OpenAI drew sharp criticism from AI researchers and mathematicians after claims that its model solved well-known Erdős problems fell apart. According to FindArticles, a senior OpenAI executive celebrated GPT-5 for making progress on multiple open Erdős problems and finding solutions to others. The claims unraveled when mathematician Thomas Bloom, curator of the Erdős Problems site, explained that „open“ on his page meant he was ignorant of a solution, not that one did not exist. The model retrieved existing proof terms rather than deriving new mathematics.
Retrieval Is Not Discovery
OpenAI researcher Sébastien Bubeck later admitted that the model found solutions in the literature. He added the caveat that this is still nontrivial because math research is sprawling and fragmented. Competitors were less forgiving. Top managers at Meta and Google DeepMind said publicly that this was a self-inflicted wound. If literature search is confused with discovery of new knowledge, credibility will suffer, they argued.
Appreciating the existence of a known proof is helpful. Causing one to exist is transformative. The distinction is significant because language models can be superb at retrieval, summarization, and pattern completion without being any good at rigorous deductive reasoning. They can also hallucinate steps that sound like they should work but fail with formal proof checkers.

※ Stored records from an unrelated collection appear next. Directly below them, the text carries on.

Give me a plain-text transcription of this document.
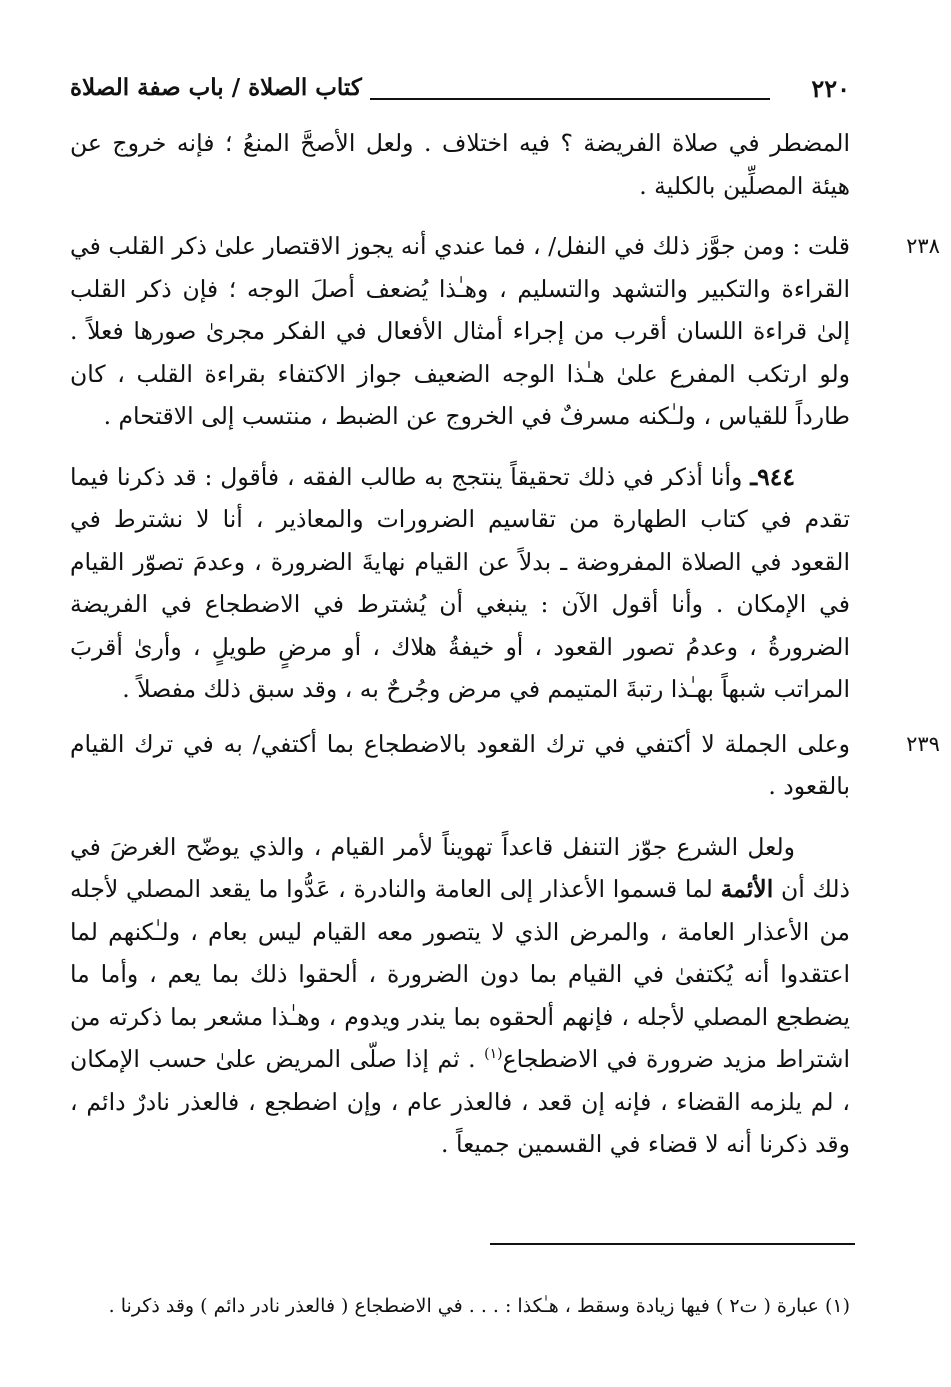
٢٢٠
كتاب الصلاة / باب صفة الصلاة

المضطر في صلاة الفريضة ؟ فيه اختلاف . ولعل الأصحَّ المنعُ ؛ فإنه خروج عن هيئة المصلِّين بالكلية .

٢٣٨
قلت : ومن جوَّز ذلك في النفل/ ، فما عندي أنه يجوز الاقتصار علىٰ ذكر القلب في القراءة والتكبير والتشهد والتسليم ، وهـٰذا يُضعف أصلَ الوجه ؛ فإن ذكر القلب إلىٰ قراءة اللسان أقرب من إجراء أمثال الأفعال في الفكر مجرىٰ صورها فعلاً . ولو ارتكب المفرع علىٰ هـٰذا الوجه الضعيف جواز الاكتفاء بقراءة القلب ، كان طارداً للقياس ، ولـٰكنه مسرفٌ في الخروج عن الضبط ، منتسب إلى الاقتحام .

٩٤٤ـ وأنا أذكر في ذلك تحقيقاً ينتجج به طالب الفقه ، فأقول : قد ذكرنا فيما تقدم في كتاب الطهارة من تقاسيم الضرورات والمعاذير ، أنا لا نشترط في القعود في الصلاة المفروضة ـ بدلاً عن القيام نهايةَ الضرورة ، وعدمَ تصوّر القيام في الإمكان . وأنا أقول الآن : ينبغي أن يُشترط في الاضطجاع في الفريضة الضرورةُ ، وعدمُ تصور القعود ، أو خيفةُ هلاك ، أو مرضٍ طويلٍ ، وأرىٰ أقربَ المراتب شبهاً بهـٰذا رتبةَ المتيمم في مرض وجُرحٌ به ، وقد سبق ذلك مفصلاً .

٢٣٩
وعلى الجملة لا أكتفي في ترك القعود بالاضطجاع بما أكتفي/ به في ترك القيام بالقعود .

ولعل الشرع جوّز التنفل قاعداً تهويناً لأمر القيام ، والذي يوضّح الغرضَ في ذلك أن الأئمة لما قسموا الأعذار إلى العامة والنادرة ، عَدُّوا ما يقعد المصلي لأجله من الأعذار العامة ، والمرض الذي لا يتصور معه القيام ليس بعام ، ولـٰكنهم لما اعتقدوا أنه يُكتفىٰ في القيام بما دون الضرورة ، ألحقوا ذلك بما يعم ، وأما ما يضطجع المصلي لأجله ، فإنهم ألحقوه بما يندر ويدوم ، وهـٰذا مشعر بما ذكرته من اشتراط مزيد ضرورة في الاضطجاع$^{(١)}$ . ثم إذا صلّى المريض علىٰ حسب الإمكان ، لم يلزمه القضاء ، فإنه إن قعد ، فالعذر عام ، وإن اضطجع ، فالعذر نادرٌ دائم ، وقد ذكرنا أنه لا قضاء في القسمين جميعاً .

(١) عبارة ( ت٢ ) فيها زيادة وسقط ، هـٰكذا : . . . في الاضطجاع ( فالعذر نادر دائم ) وقد ذكرنا .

The Standard for Real Breakthroughs
In mathematics, a breakthrough involves a new argument and solution that is upheld by expert scrutiny or mechanical validation. That bar is high by design. Communities around proof assistants like Lean, Isabelle, and Coq have demonstrated how computer-checked proofs can raise standards. The Lean-driven formalization of parts of Peter Scholze’s work is a famous example of humans and machines collaborating to raise rigor.
Competition Drives Overselling
The episode comes as OpenAI, Google DeepMind, and Meta are locked in a competitive race to become the technical leader in reasoning. That competition can hasten real progress and deepen the incentive to oversell. On popular math benchmarks, recent models regularly exceed 90% when using chain-of-thought prompts and careful sampling. That’s impressive, but it’s not the same as creating a new theorem or an extended original proof that specialists would recognize.
The quickest way to reset expectations is simple. Let proofs, code, and third-party verification do the talking. Until that happens, claiming victory on open problems will be not so much innovating as scoring an own goal.